Embracing technology to enable digital transformation at scale is crucial, but businesses need to keep humans at the centre of it. With artificial intelligence, chatbots, machine learning, and more – it’s even more important to have this focus on the human-to-human element. Because as much as we love technology, the truth is that most consumers want more interaction with a real person as technology improves.
Having the right technology in place will enable the human aspect of your interactions at a new level. A strong XRM strategy and the right XRM platform will help banks and building societies keep the focus on customers – humans who want to purchase products and services from other humans. Humans who want real advice from other humans on the things that matter most to them. With the right technology, financial institutions can get to know every customer on a deeper level, giving them the human connection they crave.
Innovative and memorable experiences
An XRM strategy is also about thinking outside of the box. It’s about finding ways to connect with customers in ways that are not only positive, but memorable. Creating an experience so unique that customers will not only become committed and loyal to a particular brand but will share their enthusiasm with their friends, family, and peers.
As many banks and building societies focus on how they can better personalise their experiences, there is an interesting new movement that focuses on measuring return on experience (ROE) versus return on investment (ROI). This focus is to ensure customer experience is a prominent aspect to everything banks track.
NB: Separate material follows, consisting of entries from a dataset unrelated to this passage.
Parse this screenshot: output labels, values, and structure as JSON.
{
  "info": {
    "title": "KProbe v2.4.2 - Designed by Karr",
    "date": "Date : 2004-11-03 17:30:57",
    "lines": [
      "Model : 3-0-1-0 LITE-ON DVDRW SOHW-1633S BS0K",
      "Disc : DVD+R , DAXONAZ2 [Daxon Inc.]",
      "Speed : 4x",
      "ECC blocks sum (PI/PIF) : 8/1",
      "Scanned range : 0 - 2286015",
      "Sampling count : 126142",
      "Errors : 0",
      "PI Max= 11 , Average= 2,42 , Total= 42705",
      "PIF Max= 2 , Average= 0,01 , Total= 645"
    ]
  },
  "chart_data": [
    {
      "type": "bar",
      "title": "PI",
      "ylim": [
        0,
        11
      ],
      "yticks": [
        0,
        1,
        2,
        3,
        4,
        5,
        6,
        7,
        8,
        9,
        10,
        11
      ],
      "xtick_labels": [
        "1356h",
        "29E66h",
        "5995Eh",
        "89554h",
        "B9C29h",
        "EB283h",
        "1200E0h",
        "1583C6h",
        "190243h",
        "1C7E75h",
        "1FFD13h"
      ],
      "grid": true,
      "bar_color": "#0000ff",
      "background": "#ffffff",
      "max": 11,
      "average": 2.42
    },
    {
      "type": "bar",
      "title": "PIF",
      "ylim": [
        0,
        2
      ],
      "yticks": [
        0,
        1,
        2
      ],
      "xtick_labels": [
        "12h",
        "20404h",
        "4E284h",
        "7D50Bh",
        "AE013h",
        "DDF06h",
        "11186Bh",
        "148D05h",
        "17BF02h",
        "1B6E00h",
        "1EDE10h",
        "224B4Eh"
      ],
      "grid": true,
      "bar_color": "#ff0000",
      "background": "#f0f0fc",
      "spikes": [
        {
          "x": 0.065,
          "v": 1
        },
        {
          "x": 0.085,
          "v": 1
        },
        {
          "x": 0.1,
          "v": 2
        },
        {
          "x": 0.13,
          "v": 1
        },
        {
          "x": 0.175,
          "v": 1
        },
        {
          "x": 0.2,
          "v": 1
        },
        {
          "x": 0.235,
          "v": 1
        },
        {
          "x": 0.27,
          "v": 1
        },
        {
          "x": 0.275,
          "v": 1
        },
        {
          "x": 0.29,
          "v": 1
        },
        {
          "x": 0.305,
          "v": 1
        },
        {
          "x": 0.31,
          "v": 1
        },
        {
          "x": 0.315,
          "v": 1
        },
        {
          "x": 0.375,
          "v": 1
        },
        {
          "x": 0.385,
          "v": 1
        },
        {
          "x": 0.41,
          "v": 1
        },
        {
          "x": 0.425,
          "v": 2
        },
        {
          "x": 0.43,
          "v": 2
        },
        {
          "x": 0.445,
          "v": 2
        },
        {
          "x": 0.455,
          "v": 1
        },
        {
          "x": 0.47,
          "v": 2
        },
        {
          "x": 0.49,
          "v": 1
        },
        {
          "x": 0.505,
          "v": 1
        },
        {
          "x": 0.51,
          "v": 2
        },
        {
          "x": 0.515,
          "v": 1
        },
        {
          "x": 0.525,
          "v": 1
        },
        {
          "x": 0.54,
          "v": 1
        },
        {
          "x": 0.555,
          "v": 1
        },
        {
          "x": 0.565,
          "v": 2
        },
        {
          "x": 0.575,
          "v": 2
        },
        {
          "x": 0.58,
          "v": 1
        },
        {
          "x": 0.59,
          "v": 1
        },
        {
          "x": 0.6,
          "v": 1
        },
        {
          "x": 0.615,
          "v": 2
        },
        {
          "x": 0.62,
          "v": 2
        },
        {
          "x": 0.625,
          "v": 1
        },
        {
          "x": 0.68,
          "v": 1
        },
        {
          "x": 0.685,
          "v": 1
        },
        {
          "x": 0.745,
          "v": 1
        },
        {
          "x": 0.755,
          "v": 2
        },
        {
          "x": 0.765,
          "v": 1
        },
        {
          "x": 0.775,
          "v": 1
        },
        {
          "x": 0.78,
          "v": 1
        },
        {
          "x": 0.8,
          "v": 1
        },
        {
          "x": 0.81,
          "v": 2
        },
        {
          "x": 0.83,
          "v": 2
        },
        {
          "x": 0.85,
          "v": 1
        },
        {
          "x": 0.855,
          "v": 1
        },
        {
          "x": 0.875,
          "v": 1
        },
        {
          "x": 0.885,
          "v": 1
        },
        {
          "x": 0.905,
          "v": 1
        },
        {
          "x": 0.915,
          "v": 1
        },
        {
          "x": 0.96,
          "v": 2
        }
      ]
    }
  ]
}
As well as the data points that they would normally track and measure, financial institutions need to look at the experience itself, and see what they are providing. Continuously measuring data points such as time to market, customer satisfaction, acquisition costs, how costly is it to gain customers, etc., allows banks to see where they can improve upon the experience they offer.
XRM allows companies to build a customer experience based on individual needs and preferences. It’s all about personalisation – and finding an XRM platform that provides in-depth but easy-to-digest analytics data will help create the types of experiences that keep customers coming back for more. If financial institutions aren’t already using the power of their data, providing human to human connections, creating memorable experiences and prioritising personalisation, then it’s time to start. The experience economy is here – and the banks and building societies that are going to thrive are already implementing an XRM strategy.